Given: $(a_n), (b_n)$, and $(c_n)$ are sequences, with $a_n \le b_n \le c_n$ for all n. Also, $a_n \to a$ and $c_n \to a$.
Prove by contradiction: $(b_n)$ converges and $b_n \to a$.
Here is my attempt.
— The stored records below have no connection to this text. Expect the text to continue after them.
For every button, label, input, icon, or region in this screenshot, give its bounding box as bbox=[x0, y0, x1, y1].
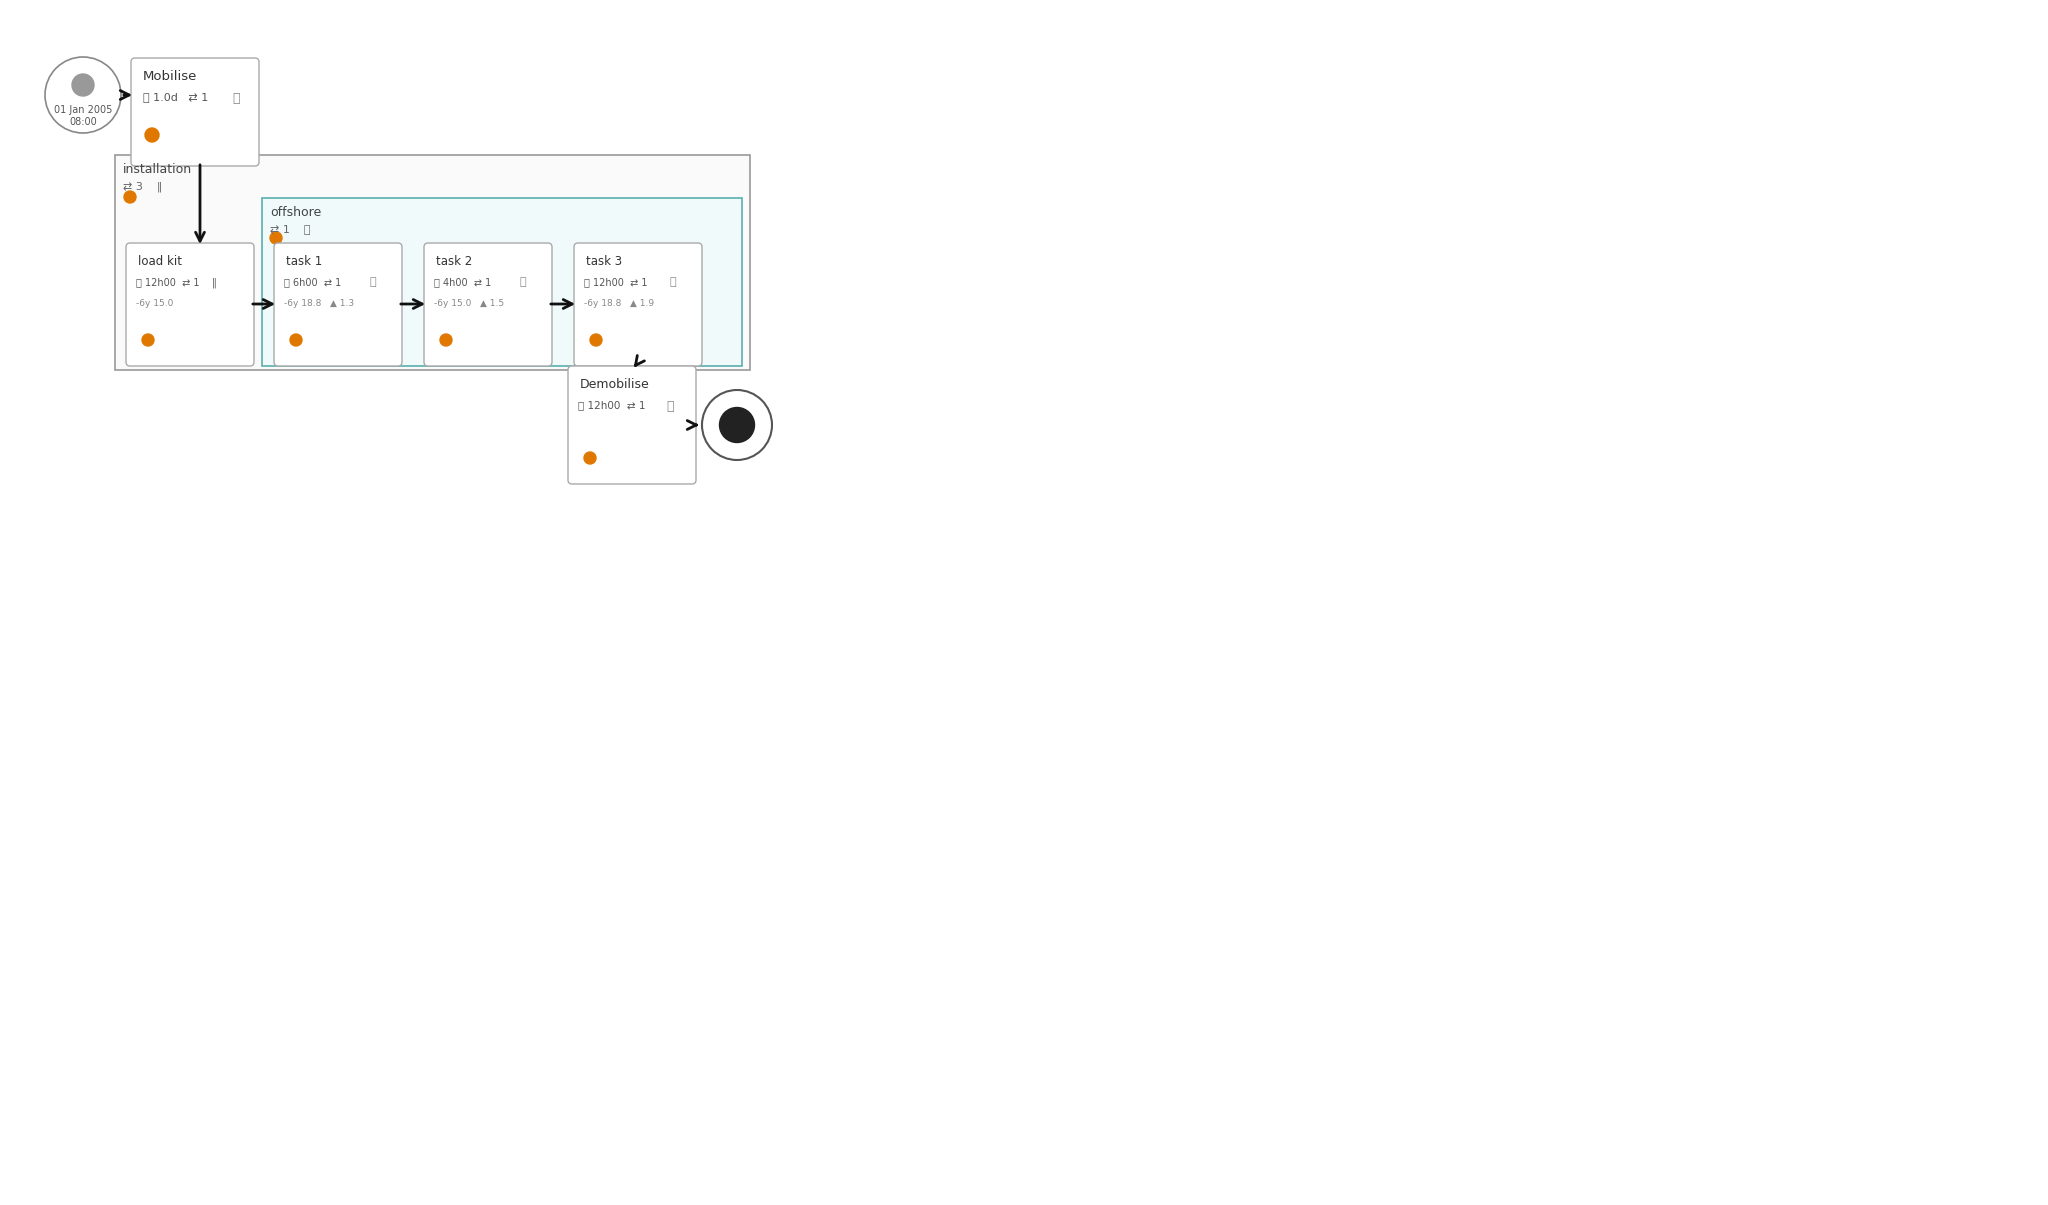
Text: task 3: task 3 bbox=[586, 255, 623, 268]
Text: ⏱ 1.0d   ⇄ 1: ⏱ 1.0d ⇄ 1 bbox=[143, 92, 209, 102]
Text: -6y 18.8   ▲ 1.3: -6y 18.8 ▲ 1.3 bbox=[285, 299, 354, 308]
Text: Ⓝ: Ⓝ bbox=[371, 277, 377, 287]
Text: ⇄ 1    Ⓝ: ⇄ 1 Ⓝ bbox=[270, 224, 311, 234]
Text: load kit: load kit bbox=[137, 255, 182, 268]
Text: installation: installation bbox=[123, 163, 193, 176]
Text: Demobilise: Demobilise bbox=[580, 378, 649, 390]
Circle shape bbox=[291, 334, 301, 346]
Text: ⏱ 6h00  ⇄ 1: ⏱ 6h00 ⇄ 1 bbox=[285, 277, 342, 287]
FancyBboxPatch shape bbox=[131, 58, 258, 166]
Text: Ⓝ: Ⓝ bbox=[670, 277, 676, 287]
Text: 08:00: 08:00 bbox=[70, 117, 96, 127]
Text: ⏱ 4h00  ⇄ 1: ⏱ 4h00 ⇄ 1 bbox=[434, 277, 492, 287]
Text: -6y 15.0: -6y 15.0 bbox=[135, 299, 174, 308]
FancyBboxPatch shape bbox=[567, 366, 696, 484]
Text: ⏱ 12h00  ⇄ 1: ⏱ 12h00 ⇄ 1 bbox=[578, 400, 645, 410]
Text: ⏱ 12h00  ⇄ 1: ⏱ 12h00 ⇄ 1 bbox=[584, 277, 647, 287]
FancyBboxPatch shape bbox=[573, 243, 702, 366]
Bar bbox=[262, 198, 741, 366]
Text: task 1: task 1 bbox=[287, 255, 322, 268]
Circle shape bbox=[72, 74, 94, 96]
Text: task 2: task 2 bbox=[436, 255, 473, 268]
Text: Ⓝ: Ⓝ bbox=[520, 277, 526, 287]
Text: ⏱ 12h00  ⇄ 1    ‖: ⏱ 12h00 ⇄ 1 ‖ bbox=[135, 277, 217, 288]
Text: -6y 15.0   ▲ 1.5: -6y 15.0 ▲ 1.5 bbox=[434, 299, 504, 308]
Text: Ⓝ: Ⓝ bbox=[666, 400, 674, 413]
Text: Ⓝ: Ⓝ bbox=[231, 92, 240, 105]
Circle shape bbox=[590, 334, 602, 346]
Circle shape bbox=[719, 407, 754, 442]
Circle shape bbox=[440, 334, 453, 346]
Text: ⇄ 3    ‖: ⇄ 3 ‖ bbox=[123, 181, 162, 192]
Text: 01 Jan 2005: 01 Jan 2005 bbox=[53, 105, 113, 114]
FancyBboxPatch shape bbox=[127, 243, 254, 366]
Circle shape bbox=[270, 233, 283, 243]
FancyBboxPatch shape bbox=[274, 243, 401, 366]
Circle shape bbox=[584, 452, 596, 464]
FancyBboxPatch shape bbox=[424, 243, 553, 366]
Circle shape bbox=[141, 334, 154, 346]
Circle shape bbox=[125, 192, 135, 202]
Circle shape bbox=[145, 128, 160, 142]
Text: -6y 18.8   ▲ 1.9: -6y 18.8 ▲ 1.9 bbox=[584, 299, 653, 308]
Text: Mobilise: Mobilise bbox=[143, 70, 197, 83]
Text: offshore: offshore bbox=[270, 206, 322, 219]
Bar bbox=[115, 155, 750, 370]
Please let me know if this is a viable proof, and how I can improve upon it.
Proof:
Suppose $(b_n)$ does not converge to $a$.
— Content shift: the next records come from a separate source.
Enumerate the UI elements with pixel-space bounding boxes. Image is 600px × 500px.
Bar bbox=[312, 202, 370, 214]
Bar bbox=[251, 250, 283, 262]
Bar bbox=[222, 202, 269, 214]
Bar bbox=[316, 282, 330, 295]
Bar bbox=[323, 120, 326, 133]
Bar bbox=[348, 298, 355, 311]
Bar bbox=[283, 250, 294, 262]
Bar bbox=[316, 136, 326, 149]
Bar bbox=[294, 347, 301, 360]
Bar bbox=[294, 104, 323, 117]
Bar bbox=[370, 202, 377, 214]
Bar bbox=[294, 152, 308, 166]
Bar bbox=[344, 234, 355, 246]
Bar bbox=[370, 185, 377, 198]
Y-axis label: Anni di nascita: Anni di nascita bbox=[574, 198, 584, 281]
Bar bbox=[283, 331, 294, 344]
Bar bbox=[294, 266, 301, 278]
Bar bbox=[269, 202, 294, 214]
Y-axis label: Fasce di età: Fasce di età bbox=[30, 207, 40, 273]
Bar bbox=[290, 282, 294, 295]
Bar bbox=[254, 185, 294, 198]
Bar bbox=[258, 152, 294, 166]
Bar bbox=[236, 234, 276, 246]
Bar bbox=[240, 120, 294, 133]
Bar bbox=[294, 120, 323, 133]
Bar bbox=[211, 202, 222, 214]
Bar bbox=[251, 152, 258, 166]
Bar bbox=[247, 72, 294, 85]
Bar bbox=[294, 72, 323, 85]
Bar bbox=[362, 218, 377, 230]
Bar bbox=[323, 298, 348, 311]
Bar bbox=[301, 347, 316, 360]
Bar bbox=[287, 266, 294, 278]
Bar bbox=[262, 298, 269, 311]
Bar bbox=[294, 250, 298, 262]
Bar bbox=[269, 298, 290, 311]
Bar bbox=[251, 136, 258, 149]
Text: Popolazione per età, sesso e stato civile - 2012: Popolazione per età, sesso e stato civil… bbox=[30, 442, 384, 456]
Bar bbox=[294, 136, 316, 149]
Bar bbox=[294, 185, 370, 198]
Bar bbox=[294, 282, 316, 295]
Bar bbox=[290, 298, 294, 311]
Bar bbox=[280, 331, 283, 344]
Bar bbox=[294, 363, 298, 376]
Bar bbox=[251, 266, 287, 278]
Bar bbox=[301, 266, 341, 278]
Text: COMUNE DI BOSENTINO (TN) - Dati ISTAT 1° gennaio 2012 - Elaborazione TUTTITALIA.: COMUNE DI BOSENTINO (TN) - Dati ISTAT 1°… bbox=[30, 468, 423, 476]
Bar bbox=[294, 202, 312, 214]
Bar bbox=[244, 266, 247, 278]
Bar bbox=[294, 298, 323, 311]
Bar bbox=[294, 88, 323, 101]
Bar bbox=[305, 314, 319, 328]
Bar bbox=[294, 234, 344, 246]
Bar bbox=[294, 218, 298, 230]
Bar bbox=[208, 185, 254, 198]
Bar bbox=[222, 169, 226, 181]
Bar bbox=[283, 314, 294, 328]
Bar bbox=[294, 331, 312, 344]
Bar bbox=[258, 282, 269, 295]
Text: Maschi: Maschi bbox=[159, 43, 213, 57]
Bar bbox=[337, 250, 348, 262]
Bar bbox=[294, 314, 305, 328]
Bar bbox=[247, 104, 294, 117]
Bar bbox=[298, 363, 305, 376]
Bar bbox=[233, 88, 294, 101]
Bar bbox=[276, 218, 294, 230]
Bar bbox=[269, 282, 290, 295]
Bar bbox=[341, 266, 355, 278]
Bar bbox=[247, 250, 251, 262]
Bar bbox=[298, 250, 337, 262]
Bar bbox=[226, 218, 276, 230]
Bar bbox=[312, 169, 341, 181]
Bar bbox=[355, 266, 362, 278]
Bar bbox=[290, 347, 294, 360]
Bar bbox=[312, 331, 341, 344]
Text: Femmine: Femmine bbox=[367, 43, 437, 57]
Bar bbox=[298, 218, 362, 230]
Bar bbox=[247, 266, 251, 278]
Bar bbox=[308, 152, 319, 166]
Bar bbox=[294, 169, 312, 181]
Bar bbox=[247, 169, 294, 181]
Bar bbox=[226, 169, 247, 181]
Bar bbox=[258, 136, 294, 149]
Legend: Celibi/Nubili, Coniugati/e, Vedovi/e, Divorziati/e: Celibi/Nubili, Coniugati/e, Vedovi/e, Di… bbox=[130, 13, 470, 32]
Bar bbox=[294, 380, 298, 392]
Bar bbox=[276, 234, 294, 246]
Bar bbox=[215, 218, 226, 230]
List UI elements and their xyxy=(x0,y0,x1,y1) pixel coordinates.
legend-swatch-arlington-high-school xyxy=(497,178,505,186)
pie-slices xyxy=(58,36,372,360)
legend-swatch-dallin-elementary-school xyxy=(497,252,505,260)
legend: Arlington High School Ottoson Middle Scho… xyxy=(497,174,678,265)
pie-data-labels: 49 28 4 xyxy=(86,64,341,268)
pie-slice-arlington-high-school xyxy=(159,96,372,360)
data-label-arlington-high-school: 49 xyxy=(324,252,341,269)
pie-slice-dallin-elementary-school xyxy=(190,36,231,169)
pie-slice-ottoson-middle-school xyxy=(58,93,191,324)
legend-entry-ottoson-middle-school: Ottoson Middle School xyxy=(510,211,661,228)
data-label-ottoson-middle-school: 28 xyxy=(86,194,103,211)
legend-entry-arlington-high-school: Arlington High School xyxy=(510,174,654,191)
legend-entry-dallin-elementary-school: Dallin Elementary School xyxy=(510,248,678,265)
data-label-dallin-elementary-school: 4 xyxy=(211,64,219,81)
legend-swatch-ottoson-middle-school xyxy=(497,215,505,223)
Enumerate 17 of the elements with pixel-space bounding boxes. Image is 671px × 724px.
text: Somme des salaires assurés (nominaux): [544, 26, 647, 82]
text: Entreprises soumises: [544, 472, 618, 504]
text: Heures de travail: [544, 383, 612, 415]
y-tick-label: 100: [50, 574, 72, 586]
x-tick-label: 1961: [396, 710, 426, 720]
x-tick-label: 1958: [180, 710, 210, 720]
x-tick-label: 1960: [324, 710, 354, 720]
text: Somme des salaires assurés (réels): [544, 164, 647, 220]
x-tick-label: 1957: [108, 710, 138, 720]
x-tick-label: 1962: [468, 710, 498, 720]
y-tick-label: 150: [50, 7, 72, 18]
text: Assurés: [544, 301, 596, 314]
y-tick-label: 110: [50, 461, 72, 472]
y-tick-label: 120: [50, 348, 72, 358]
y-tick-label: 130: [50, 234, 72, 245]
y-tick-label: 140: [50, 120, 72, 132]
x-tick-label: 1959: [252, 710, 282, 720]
Then, $\exists \epsilon _b \gt 0$ $ \forall M \in \mathbb N$ such that $\forall n \ge M, |b_n-a| \ge \epsilon _b$
and $\forall \epsilon \gt 0, \exists N_1, N_2 \in \mathbb N$ such that $\forall n \ge N_1, |c_n-a| \lt \epsilon$ and $\forall n \ge N_2, |a_n-a| \lt \epsilon$.
Let $N=max(N_1,N_2)$.
Letting $M=N$, we get:
$\exists \epsilon _b \gt 0$ such that $\forall n \ge N$, $|b_n-a| \ge \epsilon _b, |c_n-a| \lt \epsilon _b, |a_n-a| \lt \epsilon _b$.
Thus:
$a-\epsilon _b \lt a_n $
$a-\epsilon _b \gt c_n$
$a-\epsilon _b \ge b_n$ or $a+\epsilon _b \le b_n$
As a result, $\exists \epsilon _b \gt 0$ such that $\forall n \ge N, b_n \le a-\epsilon _b \lt a_n$ or $c_n \lt a + \epsilon _b \le b_n$, contradicting the fact that $a_n \le b_n \le c_n$. Therefore, $b_n$ must converge to $a$.
Best Answer
I think that your initiating implication is invalid:
A non-converging sequence $b_n$ might well have infinite points arbitrarily close to $a$ (without converging to it).
Proof: Since $a_n \leq b_n \leq c_n$ then $0\leq b_n-a_n\leq c_n-a_n$, thus $|b_n-a_n|\leq c_n-a_n$.
Combining the above with the fact that $\lim(c_n-a_n)=a-a=0$ we get: $\lim(b_n-a_n)=0$.
Now we can write the terms of $(b_n)$ as the sum of the terms of two converging sequences: $b_n=(b_n-a_n)+a_n$, so we have: $$ \lim b_n=\lim\big((b_n-a_n)+a_n \big)=\lim(b_n-a_n)+\lim a_n=0+a=a $$